The high extent of LD observed for the markers of our study across the nine segregating populations suggested that the marker density should be sufficient for genome-wide QTL detection. Nevertheless, colocalization of QTL for different traits might be further analyzed based on the germplasm of our study genotyped in the identified genome regions with a higher marker density and applying multivariate association mapping approaches. Subsequently, experiments for a direct proof of the allele function might be performed, because AMMSP studies provide only statistical, i.e., indirect evidence for the function of the identified genome regions (Andersen and Lübberstedt 2003). This can be obtained by comparing isogenic genotypes which can be produced by recurrent backcrossing or based on targeting induced local lesions in genomes (Jung and Hohmann 2006).

Marker × location interactions: For all markers with significant main effects identified in the current study, also significant marker × location interactions were observed (Table 4). Our observation is in contrast to results from most linkage mapping studies reported in the literature (e.g., Cockerham and Zeng 1996; Melchinger et al. 1998), which rarely found significant marker × location interactions despite the presence of significant genotype × location interactions. This difference might be explained by the fact that in contrast to previous studies the entries of our study were grown in a large number of locations allowing a more reliable estimation of marker × location interactions. Furthermore, the high number of entries examined in our study increases the power for detection of marker × location interactions (cf. Boer et al. 2007).

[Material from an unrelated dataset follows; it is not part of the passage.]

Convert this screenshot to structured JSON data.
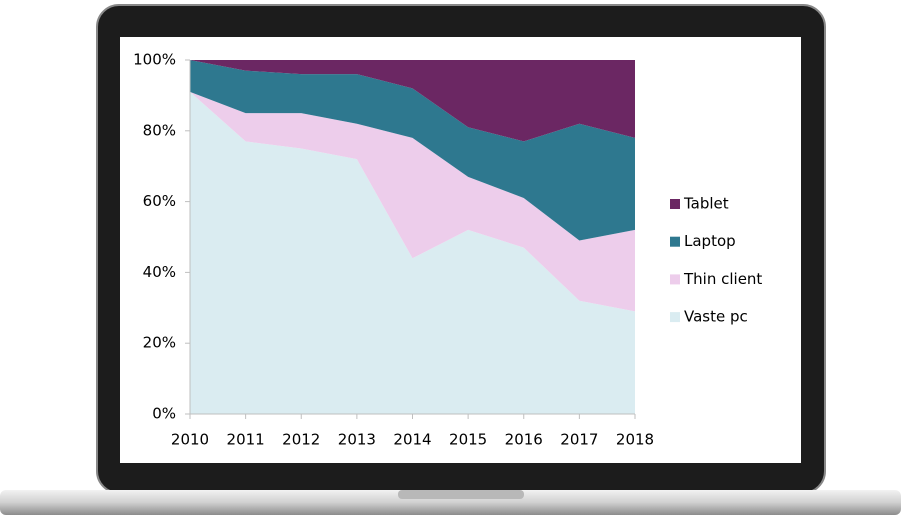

Marker × location interactions can not be directly used in marker-assisted selection programs. They rather contribute to the instability of QTL effects across multiple environments (Piepho 2000) and thereby reduce the efficiency of marker assisted selection with respect to a broad adaptation of the germplasm (e.g., Bouchez et al. 2002). One way to use marker × location or genotype × location interactions for breeding progress is the development of specific varieties for specific groups of locations (Curnow 1988). In contrast to results of Moreau et al. (2004), however, a clustering approach did not reveal the presence of distinct subgroups of locations for any trait. Therefore, we did not further examine the possibility of unraveling marker × location interactions in marker × mega-environment interactions.

Conclusions

We proposed an approach for AMMSP which is not only based on entries with available marker data but also on related entries without available marker data. Thereby, the estimation of the genotypic value of the entries with available marker data is improved and the power for detection of marker-phenotype associations is increased. Based on this approach, we identified several genome regions associated with the traits under consideration, which are promising for marker-assisted selection. This observation indicated that not only segregating populations derived from crosses of parental genotypes in a systematic manner, as suggested by Yu et al. (2008), can be used for QTL detection, but also populations routinely derived in plant breeding programs from multiple, related crosses. Furthermore, our results indicate that data sets, which are of a size that does not permit analysis by a one-step AMMSP approach, might be analyzed based on the two-step approach A without losing too much power for detection of marker-phenotype associations. By contrast, the commonly employed two-step approach B suffers from a more severe loss of power.